24.000 postes d’IDE vacants selon pole emploi

17 avril 2010

La pénurie d’infirmières va augmenter progressivement, avec un pic en 2015, du fait des départ en retraite, et de la fuite des nouvelles diplomées dont la moitié quitte la profession infirmière après quelques années d’exercice (pénibilité, manque de reconnaissance, fortes contraintes, faiblesse des rémunérations)

L’enquête annuelle "Besoins en Main d’Œuvre" est, depuis plu­sieurs années, un élément essen­tiel de connais­sance du marché du tra­vail. Conduite par Pôle emploi en col­la­bo­ra­tion avec le Crédoc, elle recense les pro­jets de recru­te­ment des établissements de France métro­po­li­taine et des dépar­te­ments d’outre mer.

Connaître à un niveau géo­gra­phi­que fin, par sec­teur et par métier, les inten­tions d’embau­che et les dif­fi­cultés de recru­te­ment que les employeurs peu­vent ren­contrer, contri­bue à l’amé­lio­ra­tion de l’orien­ta­tion des deman­deurs d’emploi vers des for­ma­tions ou des métiers en adé­qua­tion avec les besoins du marché du tra­vail.

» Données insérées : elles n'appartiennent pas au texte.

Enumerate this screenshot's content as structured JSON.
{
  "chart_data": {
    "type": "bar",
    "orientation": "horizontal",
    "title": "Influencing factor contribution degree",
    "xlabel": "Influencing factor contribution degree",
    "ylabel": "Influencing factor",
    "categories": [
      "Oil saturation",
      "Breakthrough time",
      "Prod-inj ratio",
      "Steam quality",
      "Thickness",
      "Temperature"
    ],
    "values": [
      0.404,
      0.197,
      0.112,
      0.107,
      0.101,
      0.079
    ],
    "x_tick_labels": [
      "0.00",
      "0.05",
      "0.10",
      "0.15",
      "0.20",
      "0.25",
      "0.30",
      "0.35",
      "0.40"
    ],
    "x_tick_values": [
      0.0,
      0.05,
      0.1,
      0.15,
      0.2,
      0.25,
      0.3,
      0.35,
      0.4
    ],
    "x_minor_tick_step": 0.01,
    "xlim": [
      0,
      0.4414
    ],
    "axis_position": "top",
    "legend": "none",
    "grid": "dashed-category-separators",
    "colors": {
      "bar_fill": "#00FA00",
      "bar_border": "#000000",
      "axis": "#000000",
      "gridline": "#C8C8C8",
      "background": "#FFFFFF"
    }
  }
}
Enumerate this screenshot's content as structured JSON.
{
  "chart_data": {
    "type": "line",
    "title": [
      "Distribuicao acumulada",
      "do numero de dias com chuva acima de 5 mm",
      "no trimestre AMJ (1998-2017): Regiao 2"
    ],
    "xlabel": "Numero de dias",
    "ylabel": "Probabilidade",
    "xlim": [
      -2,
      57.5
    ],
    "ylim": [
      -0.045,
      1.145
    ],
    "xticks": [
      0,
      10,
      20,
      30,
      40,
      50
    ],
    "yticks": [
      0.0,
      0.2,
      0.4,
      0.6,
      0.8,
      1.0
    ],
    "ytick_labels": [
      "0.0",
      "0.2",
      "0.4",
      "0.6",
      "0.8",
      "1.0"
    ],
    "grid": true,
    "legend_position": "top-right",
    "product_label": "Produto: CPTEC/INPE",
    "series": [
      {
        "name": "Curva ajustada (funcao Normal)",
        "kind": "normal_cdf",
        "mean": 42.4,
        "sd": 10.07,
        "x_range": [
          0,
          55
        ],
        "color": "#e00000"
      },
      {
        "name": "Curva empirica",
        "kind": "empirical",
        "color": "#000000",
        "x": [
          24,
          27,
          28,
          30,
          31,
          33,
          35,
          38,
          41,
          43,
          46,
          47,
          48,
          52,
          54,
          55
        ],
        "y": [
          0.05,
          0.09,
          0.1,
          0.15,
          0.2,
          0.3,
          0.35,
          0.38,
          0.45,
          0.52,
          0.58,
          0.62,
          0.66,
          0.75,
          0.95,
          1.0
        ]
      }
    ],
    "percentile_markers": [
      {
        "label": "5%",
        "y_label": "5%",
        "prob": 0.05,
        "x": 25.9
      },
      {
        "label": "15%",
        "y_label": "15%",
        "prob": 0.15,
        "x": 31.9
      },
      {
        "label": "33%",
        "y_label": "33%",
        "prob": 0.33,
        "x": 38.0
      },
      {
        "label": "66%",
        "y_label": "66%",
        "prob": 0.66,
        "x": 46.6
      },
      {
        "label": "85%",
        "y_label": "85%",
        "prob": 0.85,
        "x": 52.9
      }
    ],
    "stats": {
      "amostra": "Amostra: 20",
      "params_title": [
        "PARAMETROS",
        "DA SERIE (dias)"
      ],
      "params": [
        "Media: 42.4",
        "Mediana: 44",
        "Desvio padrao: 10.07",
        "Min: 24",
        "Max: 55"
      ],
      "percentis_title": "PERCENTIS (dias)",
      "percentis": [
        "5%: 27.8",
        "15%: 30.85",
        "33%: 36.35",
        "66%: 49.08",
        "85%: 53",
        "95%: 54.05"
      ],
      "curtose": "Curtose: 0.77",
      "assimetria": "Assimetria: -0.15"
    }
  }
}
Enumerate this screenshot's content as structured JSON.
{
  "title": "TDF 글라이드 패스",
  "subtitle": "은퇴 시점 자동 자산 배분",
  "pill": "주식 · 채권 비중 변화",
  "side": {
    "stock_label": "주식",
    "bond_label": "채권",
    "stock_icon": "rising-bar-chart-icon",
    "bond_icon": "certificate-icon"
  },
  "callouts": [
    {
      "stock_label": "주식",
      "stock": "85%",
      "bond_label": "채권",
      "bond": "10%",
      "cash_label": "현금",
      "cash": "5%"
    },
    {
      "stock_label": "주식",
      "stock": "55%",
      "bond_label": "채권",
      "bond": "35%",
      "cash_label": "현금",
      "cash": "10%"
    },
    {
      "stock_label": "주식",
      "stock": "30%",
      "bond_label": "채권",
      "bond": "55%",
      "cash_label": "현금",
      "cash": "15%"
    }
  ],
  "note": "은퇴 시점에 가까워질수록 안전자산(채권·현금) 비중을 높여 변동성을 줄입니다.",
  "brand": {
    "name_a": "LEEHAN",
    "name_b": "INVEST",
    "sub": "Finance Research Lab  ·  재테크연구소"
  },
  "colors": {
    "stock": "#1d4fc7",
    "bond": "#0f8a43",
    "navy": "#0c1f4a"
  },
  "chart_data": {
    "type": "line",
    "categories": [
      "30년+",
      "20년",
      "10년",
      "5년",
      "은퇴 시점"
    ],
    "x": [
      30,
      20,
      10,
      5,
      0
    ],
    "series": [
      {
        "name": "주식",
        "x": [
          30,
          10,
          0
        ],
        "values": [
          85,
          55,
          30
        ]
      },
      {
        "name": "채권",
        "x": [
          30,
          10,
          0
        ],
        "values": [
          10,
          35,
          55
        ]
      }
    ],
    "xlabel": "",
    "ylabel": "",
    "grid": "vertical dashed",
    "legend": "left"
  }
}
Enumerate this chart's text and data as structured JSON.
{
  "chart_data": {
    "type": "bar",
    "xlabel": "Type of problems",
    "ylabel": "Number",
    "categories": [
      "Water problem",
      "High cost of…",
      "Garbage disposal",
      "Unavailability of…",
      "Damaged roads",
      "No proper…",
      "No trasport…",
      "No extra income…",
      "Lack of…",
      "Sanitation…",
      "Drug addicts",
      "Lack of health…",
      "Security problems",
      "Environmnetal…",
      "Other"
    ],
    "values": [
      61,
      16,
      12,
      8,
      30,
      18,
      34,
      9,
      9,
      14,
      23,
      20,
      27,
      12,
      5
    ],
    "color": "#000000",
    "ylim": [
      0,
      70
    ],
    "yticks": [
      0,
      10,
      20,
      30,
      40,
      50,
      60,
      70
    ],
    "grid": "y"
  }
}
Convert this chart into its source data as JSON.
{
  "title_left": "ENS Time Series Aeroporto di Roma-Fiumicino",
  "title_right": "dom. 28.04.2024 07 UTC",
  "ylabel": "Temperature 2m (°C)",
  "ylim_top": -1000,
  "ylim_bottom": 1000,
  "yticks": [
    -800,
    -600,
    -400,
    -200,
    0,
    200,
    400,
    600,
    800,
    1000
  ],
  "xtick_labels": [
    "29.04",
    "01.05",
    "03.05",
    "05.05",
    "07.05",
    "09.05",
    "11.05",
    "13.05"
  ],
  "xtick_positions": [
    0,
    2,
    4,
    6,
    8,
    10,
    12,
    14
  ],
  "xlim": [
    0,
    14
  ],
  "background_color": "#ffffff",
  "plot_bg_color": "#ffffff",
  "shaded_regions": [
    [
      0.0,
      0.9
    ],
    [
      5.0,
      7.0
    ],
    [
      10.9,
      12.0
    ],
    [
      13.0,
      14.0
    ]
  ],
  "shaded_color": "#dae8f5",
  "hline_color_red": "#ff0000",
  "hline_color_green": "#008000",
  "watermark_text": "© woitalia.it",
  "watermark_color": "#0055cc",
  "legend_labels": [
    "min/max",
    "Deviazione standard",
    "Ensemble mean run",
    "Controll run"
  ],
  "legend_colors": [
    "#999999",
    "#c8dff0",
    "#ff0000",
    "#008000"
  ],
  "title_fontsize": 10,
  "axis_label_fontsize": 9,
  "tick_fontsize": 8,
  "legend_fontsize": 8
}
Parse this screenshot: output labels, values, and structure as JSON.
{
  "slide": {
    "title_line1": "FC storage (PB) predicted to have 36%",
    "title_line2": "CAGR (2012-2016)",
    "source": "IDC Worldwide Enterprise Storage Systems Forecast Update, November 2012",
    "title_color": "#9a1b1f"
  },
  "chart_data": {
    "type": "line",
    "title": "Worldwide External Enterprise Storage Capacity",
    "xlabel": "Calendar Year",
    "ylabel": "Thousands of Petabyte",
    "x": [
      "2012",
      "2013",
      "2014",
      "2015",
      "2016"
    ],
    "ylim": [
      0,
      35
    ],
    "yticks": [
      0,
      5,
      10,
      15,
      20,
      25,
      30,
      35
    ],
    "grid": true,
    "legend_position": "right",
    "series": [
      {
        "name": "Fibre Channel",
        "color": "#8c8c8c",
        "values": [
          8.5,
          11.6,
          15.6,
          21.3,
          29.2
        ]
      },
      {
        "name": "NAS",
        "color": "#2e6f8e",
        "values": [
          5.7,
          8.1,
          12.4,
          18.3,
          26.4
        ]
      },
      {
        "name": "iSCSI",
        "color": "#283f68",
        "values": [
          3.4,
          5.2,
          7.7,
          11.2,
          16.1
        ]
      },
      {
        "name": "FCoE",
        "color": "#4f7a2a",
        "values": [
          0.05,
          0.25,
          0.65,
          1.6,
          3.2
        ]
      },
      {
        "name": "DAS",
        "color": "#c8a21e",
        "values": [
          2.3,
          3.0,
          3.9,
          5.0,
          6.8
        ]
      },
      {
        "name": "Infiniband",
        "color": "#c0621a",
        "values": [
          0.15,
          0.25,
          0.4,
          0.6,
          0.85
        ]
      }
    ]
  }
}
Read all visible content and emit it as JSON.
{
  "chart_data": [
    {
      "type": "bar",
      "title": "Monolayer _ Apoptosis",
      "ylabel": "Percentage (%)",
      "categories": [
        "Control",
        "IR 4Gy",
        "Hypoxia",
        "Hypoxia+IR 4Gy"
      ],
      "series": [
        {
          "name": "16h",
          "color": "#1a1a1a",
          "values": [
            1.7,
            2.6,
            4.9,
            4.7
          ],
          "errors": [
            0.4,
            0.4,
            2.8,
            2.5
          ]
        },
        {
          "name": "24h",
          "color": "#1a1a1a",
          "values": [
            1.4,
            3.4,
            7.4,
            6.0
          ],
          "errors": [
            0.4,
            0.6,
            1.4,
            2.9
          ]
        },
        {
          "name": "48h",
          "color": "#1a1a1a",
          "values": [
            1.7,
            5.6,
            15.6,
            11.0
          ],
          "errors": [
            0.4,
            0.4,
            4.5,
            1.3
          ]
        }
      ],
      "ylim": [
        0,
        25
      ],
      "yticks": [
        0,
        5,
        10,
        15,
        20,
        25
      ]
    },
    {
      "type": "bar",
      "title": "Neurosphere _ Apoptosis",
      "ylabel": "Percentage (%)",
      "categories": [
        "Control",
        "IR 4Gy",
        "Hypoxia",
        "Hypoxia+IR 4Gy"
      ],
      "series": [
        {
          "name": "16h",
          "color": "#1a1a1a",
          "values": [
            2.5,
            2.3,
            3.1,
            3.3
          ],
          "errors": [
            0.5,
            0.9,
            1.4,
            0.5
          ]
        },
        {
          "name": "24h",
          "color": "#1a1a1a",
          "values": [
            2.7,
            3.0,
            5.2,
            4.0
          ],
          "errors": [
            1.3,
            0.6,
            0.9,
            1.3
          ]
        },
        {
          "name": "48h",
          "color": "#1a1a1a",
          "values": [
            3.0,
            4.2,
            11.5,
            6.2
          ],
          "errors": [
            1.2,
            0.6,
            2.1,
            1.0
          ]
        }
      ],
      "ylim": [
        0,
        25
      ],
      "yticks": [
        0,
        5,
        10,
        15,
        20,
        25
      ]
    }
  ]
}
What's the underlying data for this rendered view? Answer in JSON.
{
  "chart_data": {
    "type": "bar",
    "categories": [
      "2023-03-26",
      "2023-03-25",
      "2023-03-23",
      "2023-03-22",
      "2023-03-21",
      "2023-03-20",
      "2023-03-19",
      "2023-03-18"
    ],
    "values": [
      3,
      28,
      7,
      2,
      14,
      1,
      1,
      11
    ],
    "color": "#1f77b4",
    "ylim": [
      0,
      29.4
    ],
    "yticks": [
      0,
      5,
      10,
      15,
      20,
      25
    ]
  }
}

24.000 emplois d’infir­miè­res, cadres infir­miers ou pué­ri­cultri­ces sont recher­chés selon l’enquête menée par ques­tion­naire en décem­bre 2009 auprès de 2 mil­lions d’établissements employeurs fran­çais :
http://uni­sta­tis.orsid.com/bmo/index.php#­choo­ser

La pénu­rie d’infir­miè­res va aug­men­ter pro­gres­si­ve­ment, avec un pic en 2015, du fait des départ en retraite, et de la fuite des nou­vel­les diplo­mées dont la moitié quitte la pro­fes­sion infir­mière après quel­ques années d’exer­cice (péni­bi­lité, manque de reconnais­sance, fortes contrain­tes, fai­blesse des rému­né­ra­tions).